The Future of Frontend

So David Heinemeier Hansson wants a piece of the frontend framework pie; and with his track record revolutionizing backend development with Rails, you’d be a brave developer to dismiss his ambitions for Hotwire.

Hansson is excited about “what’s coming after this wave of JavaScript we just went through” — referring to the past decade of web innovation fueled by JavaScript and the increasing sophistication of web browsers like Chrome. He believes Hotwire can help simplify frontend development, just as Ruby on Rails did for the backend.

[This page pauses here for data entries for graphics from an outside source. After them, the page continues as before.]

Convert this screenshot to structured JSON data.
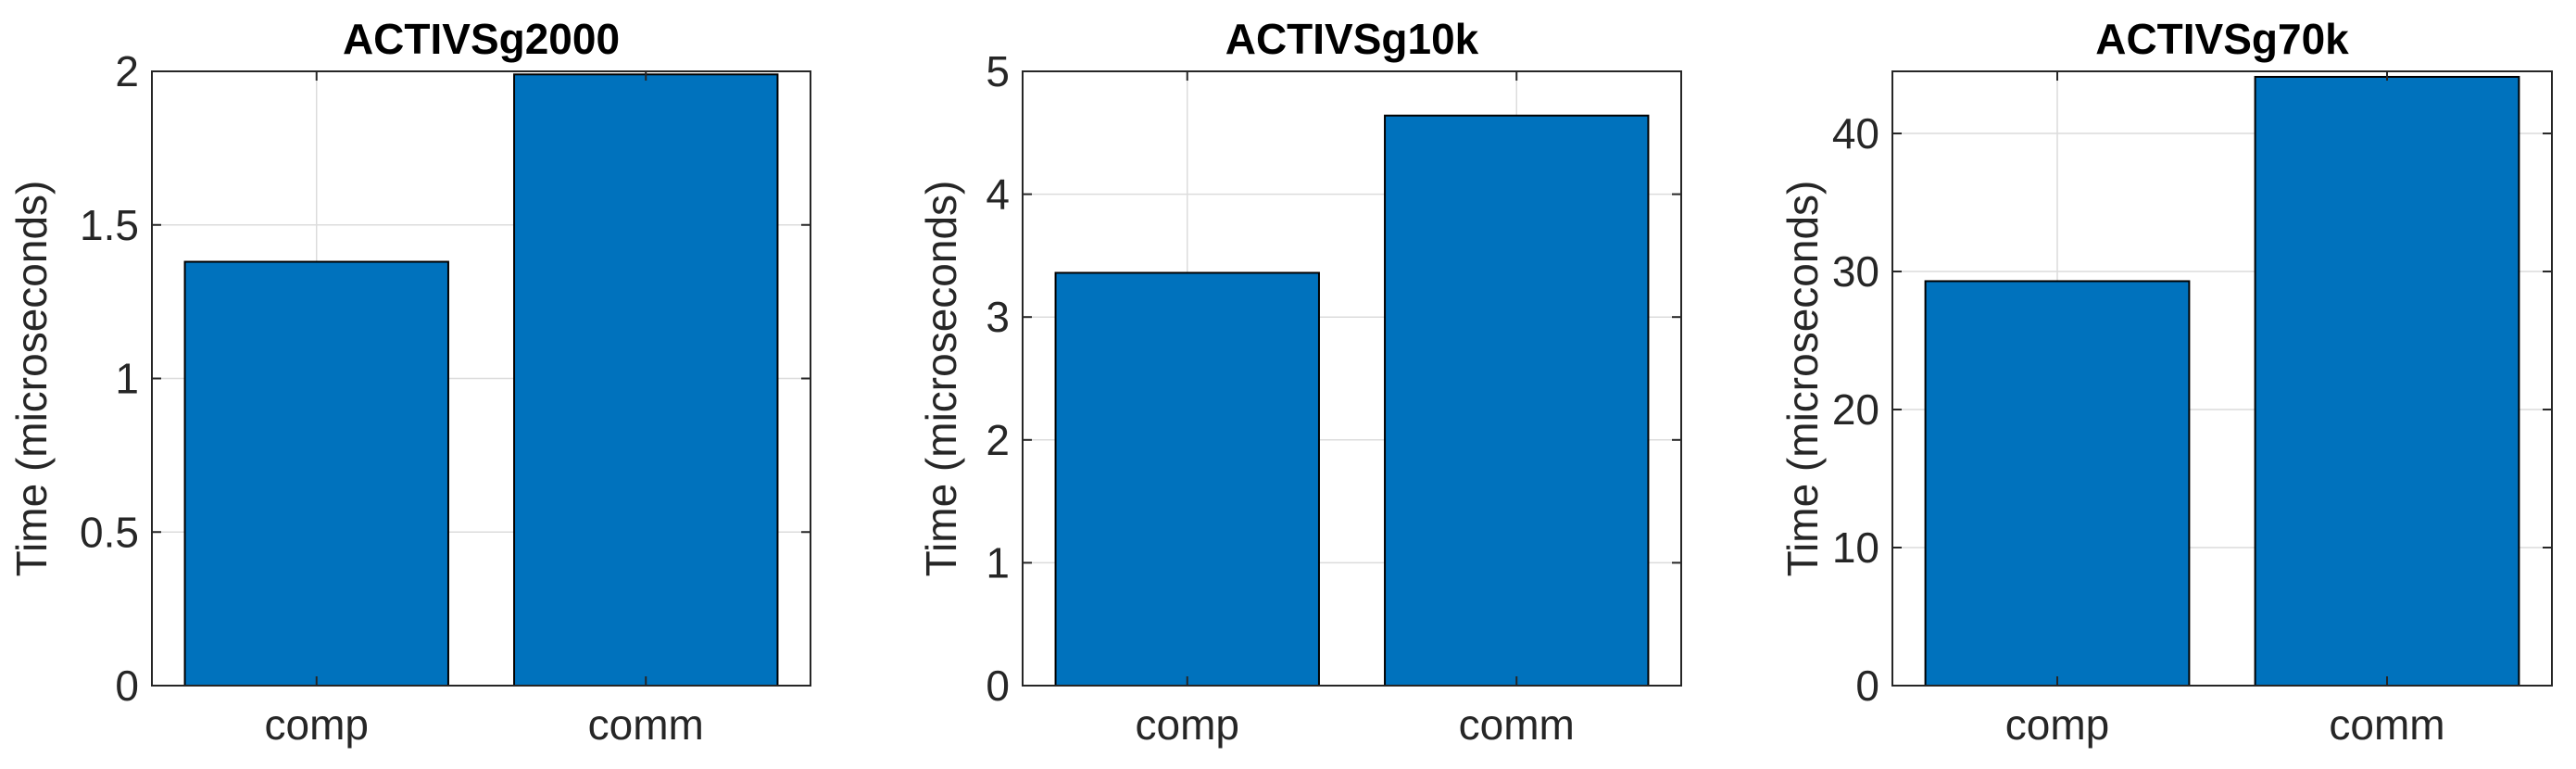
{
  "colors": {
    "bar_fill": "#0072bd",
    "bar_edge": "#000000",
    "grid": "#dcdcdc",
    "axis": "#262626"
  },
  "chart_data": [
    {
      "type": "bar",
      "title": "ACTIVSg2000",
      "categories": [
        "comp",
        "comm"
      ],
      "values": [
        1.38,
        1.99
      ],
      "xlabel": "",
      "ylabel": "Time (microseconds)",
      "ylim": [
        0,
        2
      ],
      "yticks": [
        0,
        0.5,
        1,
        1.5,
        2
      ],
      "yticklabels": [
        "0",
        "0.5",
        "1",
        "1.5",
        "2"
      ],
      "grid": true
    },
    {
      "type": "bar",
      "title": "ACTIVSg10k",
      "categories": [
        "comp",
        "comm"
      ],
      "values": [
        3.36,
        4.64
      ],
      "xlabel": "",
      "ylabel": "Time (microseconds)",
      "ylim": [
        0,
        5
      ],
      "yticks": [
        0,
        1,
        2,
        3,
        4,
        5
      ],
      "yticklabels": [
        "0",
        "1",
        "2",
        "3",
        "4",
        "5"
      ],
      "grid": true
    },
    {
      "type": "bar",
      "title": "ACTIVSg70k",
      "categories": [
        "comp",
        "comm"
      ],
      "values": [
        29.3,
        44.1
      ],
      "xlabel": "",
      "ylabel": "Time (microseconds)",
      "ylim": [
        0,
        44.5
      ],
      "yticks": [
        0,
        10,
        20,
        30,
        40
      ],
      "yticklabels": [
        "0",
        "10",
        "20",
        "30",
        "40"
      ],
      "grid": true
    }
  ]
}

“I care about the whole web stack,” he said, “and for a long time I cared a lot about the back-end. Now I feel like there’s such an opportunity on the front-end — Hotwire, in-browser ESM [EcmaScript modules], ES6. We can finally kind of dump a lot of the shim, the bootstraps, the stuff we had to do to make JavaScript livable for the past few years. Now we don’t need them anymore — all that scaffolding can be torn down.”

The JavaScript scaffolding may indeed be coming down, but the question now is: whose framework will you build with instead?